High-dose benzodiazepine (BZD) dependence represents an emerging and under-reported addiction phenomenon and is associated with reduced quality of life. To date there are no guidelines for the treatment of high-dose BZD withdrawal. Low-dose slow flumazenil infusion was reported to be effective for high-dose BZD detoxification, but there is concern about the risk of convulsions during this treatment. We evaluated the occurrence of seizures in 450 consecutive high-dose BZD dependence patients admitted to our unit from April 2012 to April 2016 for detoxification with low-dose slow subcutaneous infusion of flumazenil associated with routine anticonvulsant prophylaxis. In our sample, 22 patients (4.9%) reported history of convulsions when previously attempting BZD withdrawal. Only four patients (0.9%) had seizures during ( n = 2) or immediately after ( n = 2) flumazenil infusion. The two patients with seizures during flumazenil infusion were poly-drug misusers. The most common antiepileptic drugs (AEDs) used for anticonvulsant prophylaxis were either valproate 1000 mg or levetiracetam 1000 mg. Our data indicate that, when routinely associated with AEDs prophylaxis, low-dose slow subcutaneous flumazenil infusion represents a safe procedure, with low risk of seizure occurrence.

Determinants of Quality of Life in High-Dose Benzodiazepine Misusers.

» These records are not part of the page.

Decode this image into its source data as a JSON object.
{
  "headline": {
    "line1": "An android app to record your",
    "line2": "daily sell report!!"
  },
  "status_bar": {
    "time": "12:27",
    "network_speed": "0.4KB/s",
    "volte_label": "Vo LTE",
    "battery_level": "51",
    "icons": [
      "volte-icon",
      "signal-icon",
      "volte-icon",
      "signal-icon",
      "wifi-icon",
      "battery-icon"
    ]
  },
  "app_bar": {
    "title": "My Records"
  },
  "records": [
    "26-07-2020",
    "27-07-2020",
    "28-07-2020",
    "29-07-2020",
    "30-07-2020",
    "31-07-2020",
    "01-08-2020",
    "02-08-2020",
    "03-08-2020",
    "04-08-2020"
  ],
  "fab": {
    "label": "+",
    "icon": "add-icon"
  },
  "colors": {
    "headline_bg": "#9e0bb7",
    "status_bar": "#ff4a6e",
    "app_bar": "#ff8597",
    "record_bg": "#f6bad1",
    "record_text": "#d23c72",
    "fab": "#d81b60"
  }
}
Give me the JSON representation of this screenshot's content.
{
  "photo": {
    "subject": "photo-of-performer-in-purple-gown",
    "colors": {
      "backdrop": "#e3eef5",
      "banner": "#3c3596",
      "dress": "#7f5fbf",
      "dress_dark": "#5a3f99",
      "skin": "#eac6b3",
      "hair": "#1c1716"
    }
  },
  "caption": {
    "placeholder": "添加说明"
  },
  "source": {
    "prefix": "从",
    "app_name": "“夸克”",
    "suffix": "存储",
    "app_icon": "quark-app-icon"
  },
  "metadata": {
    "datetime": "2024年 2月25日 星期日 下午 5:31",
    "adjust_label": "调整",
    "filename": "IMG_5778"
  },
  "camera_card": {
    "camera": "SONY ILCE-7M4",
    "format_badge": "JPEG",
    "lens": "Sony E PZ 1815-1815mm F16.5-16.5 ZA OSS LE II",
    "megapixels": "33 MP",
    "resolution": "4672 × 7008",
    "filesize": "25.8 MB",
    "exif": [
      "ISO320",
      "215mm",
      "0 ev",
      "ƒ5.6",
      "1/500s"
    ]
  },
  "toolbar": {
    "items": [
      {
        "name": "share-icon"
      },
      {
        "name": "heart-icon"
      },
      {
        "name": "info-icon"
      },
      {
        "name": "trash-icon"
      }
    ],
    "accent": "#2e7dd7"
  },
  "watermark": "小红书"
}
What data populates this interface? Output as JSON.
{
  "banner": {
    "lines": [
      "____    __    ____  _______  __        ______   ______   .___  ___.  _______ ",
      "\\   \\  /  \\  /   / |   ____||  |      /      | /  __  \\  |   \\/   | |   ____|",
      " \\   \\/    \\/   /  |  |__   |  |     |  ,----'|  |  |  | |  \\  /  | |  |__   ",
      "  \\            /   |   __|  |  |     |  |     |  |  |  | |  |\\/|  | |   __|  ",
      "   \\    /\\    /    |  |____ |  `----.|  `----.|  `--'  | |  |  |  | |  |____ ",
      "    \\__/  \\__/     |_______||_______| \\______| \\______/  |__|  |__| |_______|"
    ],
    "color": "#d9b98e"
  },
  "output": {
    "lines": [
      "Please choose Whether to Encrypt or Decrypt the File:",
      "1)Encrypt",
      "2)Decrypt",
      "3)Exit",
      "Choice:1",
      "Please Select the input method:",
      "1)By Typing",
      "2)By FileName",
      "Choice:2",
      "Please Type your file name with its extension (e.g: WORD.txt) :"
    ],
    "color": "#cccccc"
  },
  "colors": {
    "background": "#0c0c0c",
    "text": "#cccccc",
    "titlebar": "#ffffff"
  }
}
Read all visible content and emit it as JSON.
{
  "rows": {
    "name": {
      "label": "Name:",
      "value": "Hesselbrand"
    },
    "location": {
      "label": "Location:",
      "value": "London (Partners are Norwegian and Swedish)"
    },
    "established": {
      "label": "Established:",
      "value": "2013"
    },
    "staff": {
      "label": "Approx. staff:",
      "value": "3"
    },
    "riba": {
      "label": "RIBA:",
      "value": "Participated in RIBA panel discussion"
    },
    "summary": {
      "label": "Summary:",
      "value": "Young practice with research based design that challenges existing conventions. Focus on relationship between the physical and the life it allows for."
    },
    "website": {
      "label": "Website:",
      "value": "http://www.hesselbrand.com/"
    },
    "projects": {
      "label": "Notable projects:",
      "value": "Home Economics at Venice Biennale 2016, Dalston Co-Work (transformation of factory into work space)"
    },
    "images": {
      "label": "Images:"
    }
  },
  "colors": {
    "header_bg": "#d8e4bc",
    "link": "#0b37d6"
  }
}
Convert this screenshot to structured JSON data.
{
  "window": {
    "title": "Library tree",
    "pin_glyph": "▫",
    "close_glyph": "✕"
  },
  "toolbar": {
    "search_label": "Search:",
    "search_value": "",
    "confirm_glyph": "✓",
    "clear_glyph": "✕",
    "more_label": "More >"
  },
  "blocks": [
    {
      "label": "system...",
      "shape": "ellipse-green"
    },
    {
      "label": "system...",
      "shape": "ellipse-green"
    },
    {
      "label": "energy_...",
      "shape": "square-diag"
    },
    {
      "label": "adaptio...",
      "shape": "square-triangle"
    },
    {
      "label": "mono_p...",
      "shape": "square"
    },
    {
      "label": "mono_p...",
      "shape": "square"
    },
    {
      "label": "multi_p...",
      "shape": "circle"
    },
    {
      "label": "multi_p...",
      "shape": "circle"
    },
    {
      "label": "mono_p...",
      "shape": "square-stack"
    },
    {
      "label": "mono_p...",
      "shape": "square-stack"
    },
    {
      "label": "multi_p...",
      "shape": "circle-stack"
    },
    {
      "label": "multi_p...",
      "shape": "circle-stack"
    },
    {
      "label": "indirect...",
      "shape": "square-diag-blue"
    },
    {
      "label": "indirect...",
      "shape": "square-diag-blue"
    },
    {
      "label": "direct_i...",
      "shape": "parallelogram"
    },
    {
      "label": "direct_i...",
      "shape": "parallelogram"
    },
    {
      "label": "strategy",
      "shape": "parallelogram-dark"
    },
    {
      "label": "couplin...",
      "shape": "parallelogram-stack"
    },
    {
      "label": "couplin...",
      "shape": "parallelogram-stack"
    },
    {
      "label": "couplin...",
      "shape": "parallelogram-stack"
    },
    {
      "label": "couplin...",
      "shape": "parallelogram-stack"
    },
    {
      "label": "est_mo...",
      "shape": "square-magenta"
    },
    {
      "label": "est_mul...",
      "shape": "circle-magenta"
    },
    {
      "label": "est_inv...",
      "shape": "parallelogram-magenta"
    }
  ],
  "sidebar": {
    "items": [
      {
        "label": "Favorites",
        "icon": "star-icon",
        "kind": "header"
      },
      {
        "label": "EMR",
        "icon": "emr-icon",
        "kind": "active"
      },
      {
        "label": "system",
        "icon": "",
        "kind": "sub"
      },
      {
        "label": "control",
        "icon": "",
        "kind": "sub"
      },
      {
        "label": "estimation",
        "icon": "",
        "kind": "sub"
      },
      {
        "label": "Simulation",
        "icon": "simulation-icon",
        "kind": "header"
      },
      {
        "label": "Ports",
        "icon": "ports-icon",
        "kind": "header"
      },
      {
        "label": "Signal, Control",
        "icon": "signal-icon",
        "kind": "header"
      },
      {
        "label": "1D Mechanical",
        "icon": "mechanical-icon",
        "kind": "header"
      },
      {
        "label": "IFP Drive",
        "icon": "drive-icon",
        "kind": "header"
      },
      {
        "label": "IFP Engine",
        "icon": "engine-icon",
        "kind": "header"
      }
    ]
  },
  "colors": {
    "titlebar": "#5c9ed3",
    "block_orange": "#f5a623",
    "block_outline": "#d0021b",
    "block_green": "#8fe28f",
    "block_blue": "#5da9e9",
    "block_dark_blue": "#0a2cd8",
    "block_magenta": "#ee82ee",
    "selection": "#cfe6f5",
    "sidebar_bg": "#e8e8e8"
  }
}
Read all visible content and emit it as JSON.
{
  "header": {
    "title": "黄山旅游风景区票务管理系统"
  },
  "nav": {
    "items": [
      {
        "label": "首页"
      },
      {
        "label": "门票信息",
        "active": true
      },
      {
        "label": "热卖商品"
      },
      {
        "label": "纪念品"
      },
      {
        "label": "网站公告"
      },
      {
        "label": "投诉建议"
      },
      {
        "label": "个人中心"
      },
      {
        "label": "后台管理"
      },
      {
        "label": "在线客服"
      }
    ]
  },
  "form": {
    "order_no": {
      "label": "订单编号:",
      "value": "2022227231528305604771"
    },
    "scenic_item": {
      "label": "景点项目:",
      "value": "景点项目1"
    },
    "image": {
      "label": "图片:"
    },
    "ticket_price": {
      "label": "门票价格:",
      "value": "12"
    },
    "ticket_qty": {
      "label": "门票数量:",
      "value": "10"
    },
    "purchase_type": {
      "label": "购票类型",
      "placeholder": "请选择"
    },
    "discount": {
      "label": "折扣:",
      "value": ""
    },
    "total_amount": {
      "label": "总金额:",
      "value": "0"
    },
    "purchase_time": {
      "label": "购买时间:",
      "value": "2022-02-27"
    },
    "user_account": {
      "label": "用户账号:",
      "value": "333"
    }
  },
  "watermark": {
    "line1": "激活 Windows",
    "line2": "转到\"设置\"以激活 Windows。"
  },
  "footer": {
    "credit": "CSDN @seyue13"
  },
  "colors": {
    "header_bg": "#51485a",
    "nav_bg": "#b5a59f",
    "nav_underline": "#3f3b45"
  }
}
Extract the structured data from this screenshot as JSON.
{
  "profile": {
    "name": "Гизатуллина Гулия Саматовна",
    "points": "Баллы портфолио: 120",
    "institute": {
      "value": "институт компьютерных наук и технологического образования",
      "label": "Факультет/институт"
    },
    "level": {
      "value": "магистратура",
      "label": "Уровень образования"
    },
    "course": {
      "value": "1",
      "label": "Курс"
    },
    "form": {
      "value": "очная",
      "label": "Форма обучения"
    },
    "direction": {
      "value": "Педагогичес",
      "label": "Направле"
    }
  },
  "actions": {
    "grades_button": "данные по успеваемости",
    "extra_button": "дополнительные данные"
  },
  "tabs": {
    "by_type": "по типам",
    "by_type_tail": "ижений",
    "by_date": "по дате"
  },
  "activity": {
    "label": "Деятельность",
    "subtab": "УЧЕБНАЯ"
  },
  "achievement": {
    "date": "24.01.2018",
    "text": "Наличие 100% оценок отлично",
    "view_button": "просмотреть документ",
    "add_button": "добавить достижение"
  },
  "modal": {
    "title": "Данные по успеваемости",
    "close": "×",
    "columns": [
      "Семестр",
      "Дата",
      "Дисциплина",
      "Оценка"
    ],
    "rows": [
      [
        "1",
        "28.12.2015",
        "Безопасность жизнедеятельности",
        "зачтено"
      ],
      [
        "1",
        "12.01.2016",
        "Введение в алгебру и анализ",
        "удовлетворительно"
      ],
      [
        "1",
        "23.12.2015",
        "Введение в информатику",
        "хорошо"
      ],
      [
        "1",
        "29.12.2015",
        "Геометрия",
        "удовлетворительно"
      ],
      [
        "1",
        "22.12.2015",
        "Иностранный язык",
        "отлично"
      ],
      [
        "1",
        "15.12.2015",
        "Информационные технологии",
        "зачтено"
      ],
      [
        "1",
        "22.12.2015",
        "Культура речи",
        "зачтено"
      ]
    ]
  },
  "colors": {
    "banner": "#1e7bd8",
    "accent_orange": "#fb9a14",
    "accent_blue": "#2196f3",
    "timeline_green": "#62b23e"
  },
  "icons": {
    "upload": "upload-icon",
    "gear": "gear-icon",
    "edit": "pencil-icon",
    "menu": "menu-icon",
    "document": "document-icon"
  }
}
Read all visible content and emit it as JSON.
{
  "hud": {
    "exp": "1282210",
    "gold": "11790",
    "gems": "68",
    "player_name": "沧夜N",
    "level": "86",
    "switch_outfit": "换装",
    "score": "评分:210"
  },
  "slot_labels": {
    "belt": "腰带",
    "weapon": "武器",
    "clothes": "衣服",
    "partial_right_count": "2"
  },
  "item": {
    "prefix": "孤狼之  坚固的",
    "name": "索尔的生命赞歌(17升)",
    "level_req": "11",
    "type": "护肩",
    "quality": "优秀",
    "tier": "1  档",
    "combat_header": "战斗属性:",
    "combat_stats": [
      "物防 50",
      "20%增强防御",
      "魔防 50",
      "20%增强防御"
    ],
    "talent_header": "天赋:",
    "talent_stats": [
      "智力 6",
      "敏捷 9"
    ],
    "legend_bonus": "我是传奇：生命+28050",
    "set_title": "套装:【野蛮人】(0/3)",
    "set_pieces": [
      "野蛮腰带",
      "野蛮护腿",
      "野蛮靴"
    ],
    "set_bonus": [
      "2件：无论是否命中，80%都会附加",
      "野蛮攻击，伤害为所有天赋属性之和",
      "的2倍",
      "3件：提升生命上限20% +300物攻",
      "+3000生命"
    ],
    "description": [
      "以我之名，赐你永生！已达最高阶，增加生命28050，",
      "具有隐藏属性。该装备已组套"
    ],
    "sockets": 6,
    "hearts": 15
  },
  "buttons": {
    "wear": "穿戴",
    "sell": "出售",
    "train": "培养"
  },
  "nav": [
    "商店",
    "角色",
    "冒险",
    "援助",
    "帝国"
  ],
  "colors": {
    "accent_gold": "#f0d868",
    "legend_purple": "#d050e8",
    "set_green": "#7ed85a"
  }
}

Benzodiazepines (BZDs) are among the most widely prescribed drugs in developed countries, but they have a high potential for tolerance, dependence and misuse. High-dose BZD misuse represents an emerging addiction phenomenon, but data on quality of life (QoL) in high-dose BZD misusers are scant. This study aimed to explore QoL in high-dose BZD misuse. We recruited 267 high-dose BZD misusers, compared the QoL scores in those who took BZD only to poly-drug misusers, and explored the role of demographic and clinical covariates through multivariable analysis. Our data confirmed worse QoL in high-dose BZD misusers and showed that (a) QoL scores were not negatively influenced by the misuse of alcohol or other drugs, or by coexisting psychiatric disorders; (b) demographic variables turned out to be the most significant predictors of QoL scores; (c) BZD intake significantly and negatively influenced QoL. Physical and psychological dimensions of QoL are significantly lower in high-dose BZD misusers with no significant effect of comorbidities. Our data suggest that the main reason for poor QoL in these patients is high-dose BZD intake per se. QoL should be considered among outcome measures in these patients.